I came across this wonderful piece by Bruce Davis MD on Physician’s Weekly.com about “The Etiquette of Help”. How do you help a colleague emergently in a surgical procedure where things go wrong? As proceduralists, we are always cognizant that this is a possibility.
“Any Surgeon to OR 6 STAT. Any Surgeon to OR 6 STAT.
No surgeon wants to hear or respond to a call like that. It means someone is in deep kimchee and needs help right away.”
I was called about an acute lower GI bleed with a strongly positive bleeding scan. I practice in a resort area, and an extended family had come here with their patriarch, a man in his late 50’s. (Identifying details changed/withheld – image above is NOT from this case). He had been feeling woozy in the hot sun, went to the men’s room, evacuated a substantial amount of blood, and collapsed.
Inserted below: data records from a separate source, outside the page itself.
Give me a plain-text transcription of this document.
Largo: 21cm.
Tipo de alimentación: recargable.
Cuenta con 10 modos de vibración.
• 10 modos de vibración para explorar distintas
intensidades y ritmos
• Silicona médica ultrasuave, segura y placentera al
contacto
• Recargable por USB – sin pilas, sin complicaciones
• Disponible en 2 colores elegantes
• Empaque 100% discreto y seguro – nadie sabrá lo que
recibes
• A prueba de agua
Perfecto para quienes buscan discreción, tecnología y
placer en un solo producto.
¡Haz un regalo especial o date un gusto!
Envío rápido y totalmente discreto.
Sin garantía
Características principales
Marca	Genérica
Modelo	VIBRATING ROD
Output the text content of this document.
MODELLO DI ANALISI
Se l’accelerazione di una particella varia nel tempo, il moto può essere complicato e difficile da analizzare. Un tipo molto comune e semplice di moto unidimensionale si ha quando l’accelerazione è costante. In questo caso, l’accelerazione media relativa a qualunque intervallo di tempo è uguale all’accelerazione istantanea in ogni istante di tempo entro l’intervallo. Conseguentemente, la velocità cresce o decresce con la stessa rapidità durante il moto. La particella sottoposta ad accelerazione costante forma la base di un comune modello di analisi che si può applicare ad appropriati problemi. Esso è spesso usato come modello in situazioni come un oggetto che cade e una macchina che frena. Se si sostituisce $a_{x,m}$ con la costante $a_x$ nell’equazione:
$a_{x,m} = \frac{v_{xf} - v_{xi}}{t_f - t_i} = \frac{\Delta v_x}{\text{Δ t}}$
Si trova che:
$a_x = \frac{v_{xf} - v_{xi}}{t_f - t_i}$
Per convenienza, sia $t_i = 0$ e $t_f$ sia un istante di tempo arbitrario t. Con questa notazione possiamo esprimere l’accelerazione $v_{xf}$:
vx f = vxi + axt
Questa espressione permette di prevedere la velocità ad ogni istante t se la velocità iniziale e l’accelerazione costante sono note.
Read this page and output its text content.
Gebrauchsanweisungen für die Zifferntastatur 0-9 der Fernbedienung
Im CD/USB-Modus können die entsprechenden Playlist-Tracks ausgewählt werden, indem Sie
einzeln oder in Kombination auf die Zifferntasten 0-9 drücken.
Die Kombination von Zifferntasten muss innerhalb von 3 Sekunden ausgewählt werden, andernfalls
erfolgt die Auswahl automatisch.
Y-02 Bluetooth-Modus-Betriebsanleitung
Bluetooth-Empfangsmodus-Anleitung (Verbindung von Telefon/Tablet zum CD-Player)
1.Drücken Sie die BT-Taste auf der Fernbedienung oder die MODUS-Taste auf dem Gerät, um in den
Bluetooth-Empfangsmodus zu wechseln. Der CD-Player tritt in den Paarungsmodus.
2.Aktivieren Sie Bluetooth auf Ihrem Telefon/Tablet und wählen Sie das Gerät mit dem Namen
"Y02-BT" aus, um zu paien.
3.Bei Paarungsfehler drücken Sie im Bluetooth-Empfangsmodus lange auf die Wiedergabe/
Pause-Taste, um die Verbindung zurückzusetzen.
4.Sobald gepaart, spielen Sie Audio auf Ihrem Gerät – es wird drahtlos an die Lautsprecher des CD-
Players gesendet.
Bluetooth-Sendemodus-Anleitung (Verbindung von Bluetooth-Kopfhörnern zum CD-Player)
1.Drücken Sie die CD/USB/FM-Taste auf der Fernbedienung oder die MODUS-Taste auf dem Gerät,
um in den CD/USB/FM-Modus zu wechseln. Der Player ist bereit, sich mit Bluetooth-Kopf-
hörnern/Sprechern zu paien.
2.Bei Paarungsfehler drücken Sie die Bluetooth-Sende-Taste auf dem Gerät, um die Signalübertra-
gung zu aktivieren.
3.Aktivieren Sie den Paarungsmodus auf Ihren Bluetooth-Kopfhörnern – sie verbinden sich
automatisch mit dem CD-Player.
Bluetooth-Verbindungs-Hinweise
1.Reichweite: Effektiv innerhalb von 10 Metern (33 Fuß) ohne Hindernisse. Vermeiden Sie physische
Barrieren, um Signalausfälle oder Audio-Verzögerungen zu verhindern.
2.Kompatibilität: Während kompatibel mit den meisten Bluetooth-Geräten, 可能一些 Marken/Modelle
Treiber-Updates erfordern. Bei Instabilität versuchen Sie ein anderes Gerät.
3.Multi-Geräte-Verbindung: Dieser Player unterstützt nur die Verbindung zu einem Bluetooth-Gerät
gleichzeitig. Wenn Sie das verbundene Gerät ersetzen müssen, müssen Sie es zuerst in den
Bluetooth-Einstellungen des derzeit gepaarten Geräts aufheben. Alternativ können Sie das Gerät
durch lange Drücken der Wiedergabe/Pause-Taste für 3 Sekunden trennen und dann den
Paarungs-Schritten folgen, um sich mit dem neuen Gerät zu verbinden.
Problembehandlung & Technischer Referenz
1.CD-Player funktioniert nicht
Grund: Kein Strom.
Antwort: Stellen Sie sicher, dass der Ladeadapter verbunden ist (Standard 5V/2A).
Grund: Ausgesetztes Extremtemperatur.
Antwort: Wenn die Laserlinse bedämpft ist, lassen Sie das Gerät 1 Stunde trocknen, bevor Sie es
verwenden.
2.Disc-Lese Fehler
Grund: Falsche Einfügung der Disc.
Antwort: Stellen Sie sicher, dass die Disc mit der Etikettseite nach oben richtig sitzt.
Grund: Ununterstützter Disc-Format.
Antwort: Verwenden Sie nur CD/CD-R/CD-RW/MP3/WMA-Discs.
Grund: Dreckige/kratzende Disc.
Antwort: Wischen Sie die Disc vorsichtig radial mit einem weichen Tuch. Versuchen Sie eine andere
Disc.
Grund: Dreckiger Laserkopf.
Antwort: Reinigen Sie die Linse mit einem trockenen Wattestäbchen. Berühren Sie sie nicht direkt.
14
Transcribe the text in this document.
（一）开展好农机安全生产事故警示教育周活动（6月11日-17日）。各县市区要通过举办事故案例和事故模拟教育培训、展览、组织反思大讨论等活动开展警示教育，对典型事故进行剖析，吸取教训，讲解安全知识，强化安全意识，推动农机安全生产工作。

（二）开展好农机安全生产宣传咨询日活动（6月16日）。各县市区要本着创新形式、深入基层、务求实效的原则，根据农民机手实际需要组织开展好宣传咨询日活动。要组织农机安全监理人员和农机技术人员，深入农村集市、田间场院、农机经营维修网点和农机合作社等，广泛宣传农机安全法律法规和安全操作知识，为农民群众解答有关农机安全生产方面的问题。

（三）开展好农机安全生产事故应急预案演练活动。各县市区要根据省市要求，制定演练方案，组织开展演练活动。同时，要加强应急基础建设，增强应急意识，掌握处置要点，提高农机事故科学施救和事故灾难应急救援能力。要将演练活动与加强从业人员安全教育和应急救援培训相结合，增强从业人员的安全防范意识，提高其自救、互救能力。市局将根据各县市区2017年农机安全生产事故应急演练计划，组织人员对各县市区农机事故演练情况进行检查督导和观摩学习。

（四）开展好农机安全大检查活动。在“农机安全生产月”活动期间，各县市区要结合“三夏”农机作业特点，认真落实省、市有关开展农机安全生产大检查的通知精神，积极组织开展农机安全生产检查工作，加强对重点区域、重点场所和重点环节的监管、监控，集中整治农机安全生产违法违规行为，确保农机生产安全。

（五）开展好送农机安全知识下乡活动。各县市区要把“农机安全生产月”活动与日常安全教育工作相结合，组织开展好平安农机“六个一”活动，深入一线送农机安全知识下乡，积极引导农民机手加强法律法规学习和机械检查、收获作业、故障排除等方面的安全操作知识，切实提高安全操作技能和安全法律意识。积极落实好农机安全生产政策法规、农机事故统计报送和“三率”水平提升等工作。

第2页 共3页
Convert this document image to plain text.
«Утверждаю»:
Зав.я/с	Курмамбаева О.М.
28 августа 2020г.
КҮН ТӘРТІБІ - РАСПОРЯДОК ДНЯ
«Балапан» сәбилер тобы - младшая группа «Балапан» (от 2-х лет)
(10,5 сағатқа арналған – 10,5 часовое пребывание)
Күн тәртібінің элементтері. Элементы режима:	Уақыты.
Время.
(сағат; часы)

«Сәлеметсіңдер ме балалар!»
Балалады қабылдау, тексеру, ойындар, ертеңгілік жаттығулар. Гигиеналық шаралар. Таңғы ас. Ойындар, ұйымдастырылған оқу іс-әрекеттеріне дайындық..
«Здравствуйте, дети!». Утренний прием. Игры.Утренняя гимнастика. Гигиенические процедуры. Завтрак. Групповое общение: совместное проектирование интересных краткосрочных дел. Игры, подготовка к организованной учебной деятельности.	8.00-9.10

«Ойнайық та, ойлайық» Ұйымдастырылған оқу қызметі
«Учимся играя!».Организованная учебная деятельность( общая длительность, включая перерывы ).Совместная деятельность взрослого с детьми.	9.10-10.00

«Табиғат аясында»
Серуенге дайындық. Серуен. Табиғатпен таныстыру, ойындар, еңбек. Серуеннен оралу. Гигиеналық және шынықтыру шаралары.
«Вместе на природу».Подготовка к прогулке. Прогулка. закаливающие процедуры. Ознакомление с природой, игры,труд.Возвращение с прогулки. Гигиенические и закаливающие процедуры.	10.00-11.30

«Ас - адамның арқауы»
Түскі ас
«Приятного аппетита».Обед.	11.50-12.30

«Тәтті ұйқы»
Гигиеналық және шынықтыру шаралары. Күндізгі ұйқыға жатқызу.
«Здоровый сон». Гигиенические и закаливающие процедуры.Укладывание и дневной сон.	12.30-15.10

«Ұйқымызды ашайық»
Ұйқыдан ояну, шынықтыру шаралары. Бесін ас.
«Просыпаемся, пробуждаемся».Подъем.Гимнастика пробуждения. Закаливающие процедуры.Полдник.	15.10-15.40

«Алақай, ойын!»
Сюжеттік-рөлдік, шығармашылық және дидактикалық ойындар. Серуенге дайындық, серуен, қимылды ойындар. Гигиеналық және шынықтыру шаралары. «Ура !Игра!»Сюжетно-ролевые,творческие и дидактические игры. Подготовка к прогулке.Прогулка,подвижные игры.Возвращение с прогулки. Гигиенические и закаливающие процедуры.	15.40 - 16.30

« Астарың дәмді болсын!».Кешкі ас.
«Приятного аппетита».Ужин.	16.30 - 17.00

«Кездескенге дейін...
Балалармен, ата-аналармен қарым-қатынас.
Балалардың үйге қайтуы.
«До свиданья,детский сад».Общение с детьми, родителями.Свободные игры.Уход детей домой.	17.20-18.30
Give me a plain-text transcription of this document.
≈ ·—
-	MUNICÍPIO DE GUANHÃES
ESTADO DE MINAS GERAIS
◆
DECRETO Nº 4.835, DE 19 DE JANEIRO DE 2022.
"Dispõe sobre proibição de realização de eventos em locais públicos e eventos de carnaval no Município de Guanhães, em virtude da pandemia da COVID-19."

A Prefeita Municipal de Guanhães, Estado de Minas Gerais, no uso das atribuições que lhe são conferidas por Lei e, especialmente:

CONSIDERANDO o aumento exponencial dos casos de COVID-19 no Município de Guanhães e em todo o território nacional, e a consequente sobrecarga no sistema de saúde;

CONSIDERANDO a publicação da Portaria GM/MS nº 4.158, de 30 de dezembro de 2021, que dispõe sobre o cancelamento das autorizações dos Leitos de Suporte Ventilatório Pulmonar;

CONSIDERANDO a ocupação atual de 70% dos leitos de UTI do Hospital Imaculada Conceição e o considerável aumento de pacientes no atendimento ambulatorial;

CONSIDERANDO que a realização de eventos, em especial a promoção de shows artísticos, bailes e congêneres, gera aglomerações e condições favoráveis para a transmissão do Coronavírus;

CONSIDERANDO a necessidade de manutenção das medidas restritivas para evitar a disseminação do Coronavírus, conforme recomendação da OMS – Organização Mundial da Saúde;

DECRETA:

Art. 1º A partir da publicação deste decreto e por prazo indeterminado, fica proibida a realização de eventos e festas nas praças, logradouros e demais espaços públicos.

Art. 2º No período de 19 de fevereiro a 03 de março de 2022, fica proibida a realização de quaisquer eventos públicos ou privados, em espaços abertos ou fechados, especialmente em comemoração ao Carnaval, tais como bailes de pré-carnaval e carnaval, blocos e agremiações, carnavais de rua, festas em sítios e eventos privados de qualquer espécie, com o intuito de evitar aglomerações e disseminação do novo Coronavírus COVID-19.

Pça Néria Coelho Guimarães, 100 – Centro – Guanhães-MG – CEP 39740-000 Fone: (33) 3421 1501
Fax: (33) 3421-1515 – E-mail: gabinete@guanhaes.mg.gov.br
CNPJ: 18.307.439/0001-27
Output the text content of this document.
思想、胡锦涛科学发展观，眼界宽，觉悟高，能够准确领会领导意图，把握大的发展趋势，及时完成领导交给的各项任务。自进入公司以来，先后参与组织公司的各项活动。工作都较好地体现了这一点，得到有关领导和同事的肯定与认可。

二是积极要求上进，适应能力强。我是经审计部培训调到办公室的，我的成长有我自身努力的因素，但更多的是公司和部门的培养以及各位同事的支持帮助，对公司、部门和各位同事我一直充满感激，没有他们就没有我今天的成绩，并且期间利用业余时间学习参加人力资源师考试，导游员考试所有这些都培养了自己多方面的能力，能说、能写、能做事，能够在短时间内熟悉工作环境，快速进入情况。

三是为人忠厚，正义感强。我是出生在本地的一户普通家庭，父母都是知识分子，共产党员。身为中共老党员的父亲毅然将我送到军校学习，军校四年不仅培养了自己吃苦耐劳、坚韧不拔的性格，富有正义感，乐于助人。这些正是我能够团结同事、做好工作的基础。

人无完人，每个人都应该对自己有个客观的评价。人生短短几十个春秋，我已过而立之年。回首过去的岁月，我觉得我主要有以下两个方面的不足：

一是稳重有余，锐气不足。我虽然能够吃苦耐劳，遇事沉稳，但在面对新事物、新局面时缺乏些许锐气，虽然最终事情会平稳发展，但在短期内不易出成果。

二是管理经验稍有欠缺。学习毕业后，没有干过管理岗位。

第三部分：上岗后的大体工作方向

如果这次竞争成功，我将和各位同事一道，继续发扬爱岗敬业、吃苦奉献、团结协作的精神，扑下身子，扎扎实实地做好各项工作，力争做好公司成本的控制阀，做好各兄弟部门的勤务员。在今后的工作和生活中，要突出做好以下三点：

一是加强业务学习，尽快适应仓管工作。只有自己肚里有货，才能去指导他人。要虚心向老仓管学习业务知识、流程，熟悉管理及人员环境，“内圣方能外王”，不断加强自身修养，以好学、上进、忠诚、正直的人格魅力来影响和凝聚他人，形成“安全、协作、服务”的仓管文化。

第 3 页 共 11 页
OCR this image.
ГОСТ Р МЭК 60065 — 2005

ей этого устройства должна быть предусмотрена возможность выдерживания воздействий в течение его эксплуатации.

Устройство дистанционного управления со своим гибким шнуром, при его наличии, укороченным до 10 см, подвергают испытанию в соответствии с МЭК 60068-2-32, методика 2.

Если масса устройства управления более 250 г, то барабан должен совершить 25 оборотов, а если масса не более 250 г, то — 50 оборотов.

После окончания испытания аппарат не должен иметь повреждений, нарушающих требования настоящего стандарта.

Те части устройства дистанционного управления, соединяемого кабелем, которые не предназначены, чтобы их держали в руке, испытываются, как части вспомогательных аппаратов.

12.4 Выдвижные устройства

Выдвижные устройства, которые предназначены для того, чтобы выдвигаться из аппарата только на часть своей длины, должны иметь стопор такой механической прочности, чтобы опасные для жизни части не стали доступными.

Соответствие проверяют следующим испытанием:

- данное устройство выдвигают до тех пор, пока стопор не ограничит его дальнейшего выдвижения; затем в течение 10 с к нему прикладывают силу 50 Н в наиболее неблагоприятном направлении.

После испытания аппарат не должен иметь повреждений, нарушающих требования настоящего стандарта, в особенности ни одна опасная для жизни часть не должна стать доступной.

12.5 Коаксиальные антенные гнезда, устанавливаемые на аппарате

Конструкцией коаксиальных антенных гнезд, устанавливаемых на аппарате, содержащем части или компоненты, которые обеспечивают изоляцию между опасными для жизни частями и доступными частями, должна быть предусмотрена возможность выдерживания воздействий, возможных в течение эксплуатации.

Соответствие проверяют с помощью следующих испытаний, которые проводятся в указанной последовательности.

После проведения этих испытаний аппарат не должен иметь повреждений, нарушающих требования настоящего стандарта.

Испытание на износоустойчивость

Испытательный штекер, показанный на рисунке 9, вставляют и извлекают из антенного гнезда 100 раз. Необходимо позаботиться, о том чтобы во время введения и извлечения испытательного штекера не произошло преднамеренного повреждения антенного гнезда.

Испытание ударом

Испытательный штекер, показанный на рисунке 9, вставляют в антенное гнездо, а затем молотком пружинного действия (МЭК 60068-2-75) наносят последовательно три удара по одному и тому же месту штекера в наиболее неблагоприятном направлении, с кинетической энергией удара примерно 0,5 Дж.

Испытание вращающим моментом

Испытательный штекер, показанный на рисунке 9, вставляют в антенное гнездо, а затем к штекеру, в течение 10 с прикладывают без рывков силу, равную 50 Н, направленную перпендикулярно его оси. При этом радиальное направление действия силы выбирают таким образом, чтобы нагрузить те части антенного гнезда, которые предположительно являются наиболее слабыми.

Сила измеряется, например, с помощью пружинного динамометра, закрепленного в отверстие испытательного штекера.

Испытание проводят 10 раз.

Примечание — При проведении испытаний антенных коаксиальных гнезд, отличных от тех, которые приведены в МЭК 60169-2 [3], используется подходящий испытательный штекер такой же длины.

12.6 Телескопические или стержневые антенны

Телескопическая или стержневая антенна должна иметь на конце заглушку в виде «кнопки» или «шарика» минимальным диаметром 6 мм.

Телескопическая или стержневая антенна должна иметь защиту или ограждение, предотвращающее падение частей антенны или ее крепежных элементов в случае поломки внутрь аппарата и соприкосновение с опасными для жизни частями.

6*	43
As an interventional radiologist, I was asked to perform an angiogram and embolize the bleeder if possible. The patient was brought to the cath lab; I gained access to the right femoral artery, and then consecutively selected the celiac, superior mesenteric, and inferior mesenteric arteries to evaluate abdominal blood supply. The briskly bleeding vessel was identifiable in the right colonic distribution as an end branch off the ileocolic artery. I guided my catheter, and then threaded a smaller micro-catheter through it, towards the vessel that was bleeding.
When you embolize a vessel, you are cutting off blood flow. Close off too large a region, and the bowel will die. Also, collateral vessels in the colon will resupply the bleeding vessel, so you have to be precise.
Advancing a microcatheter under fluoroscopy to an end vessel is slow, painstaking work requiring multiple wire exchanges and contrast injections. After one injection, I asked my assisting scrub tech to hand me back the wire.
“Sir, I’m sorry. I dropped the wire on the floor.”
“That’s OK. Just open up another one.”
“Sir, I’m sorry. That was the last one in the hospital.”
“There’s an art to coming in to help a colleague in trouble. Most of us have been in that situation, both giving and receiving help. A scheduled case that goes bad is different from a trauma. In trauma, you expect the worst. Your thinking and expectations are already looking for trouble. In a routine case, trouble is an unwelcome surprise, and even an experienced surgeon may have difficulty shifting from routine to crisis mode.”
We inquired how quickly we could get another wire. It would take hours, if we were lucky. The patient was still actively bleeding and requiring increasing fluid and blood support to maintain pressure. After a few creative attempts at solving this problem, it was clear that it was not going to be solved by me, today, in that room. It was time to pull the trigger and make the call the interventionalist dreads – the call to the surgeon.
The general surgeon came down to the angio suite and I explained what was happening. I marked the bowel with a dye to assist him in surgery, and sent the patient with him to the OR. The patient was operated on within 30 minutes from leaving my cath lab, and OR time was perhaps 45 minutes. After the procedure was done the surgeon remarked to me that it was one of the easiest resections ever, as he knew exactly where to go from my work. The surgeon never said anything negative to me, and we had a very good working relationship thereafter.
“The first thing to remember when stepping into a bad situation is that you are the cavalry. You didn’t create the situation, and recriminations and blame have no place in the room. You need to be the calm center to a storm that started before you got involved. Sometimes that’s all that is needed. A fresh perspective, a few focused questions, and the operating surgeon can calm down and get back on track.”
I saw the patient the next day, sitting up with a large smile on his face. He explained to me how happy he was that he had come here for vacation, that it was the trip of a lifetime for him, and that he was looking forward to attending his youngest daughter’s wedding later that year. He told me he lived in a rural Midwest area, hours from a very small hospital without an interventionalist, and if this had happened at home, well, who knows?
If I had not objectively assessed my inability to finish the case because of equipment issues, well, who knows?
If I had been prideful and unwilling to accept my limitations at that time, well, who knows?
If I had been more concerned with my reputation or what my partners would think, well, who knows?
I sincerely hope that my patient has enjoyed many years of happiness with his family in his bucolic rural Midwestern home. I will never see him again, but I do think of him from time to time.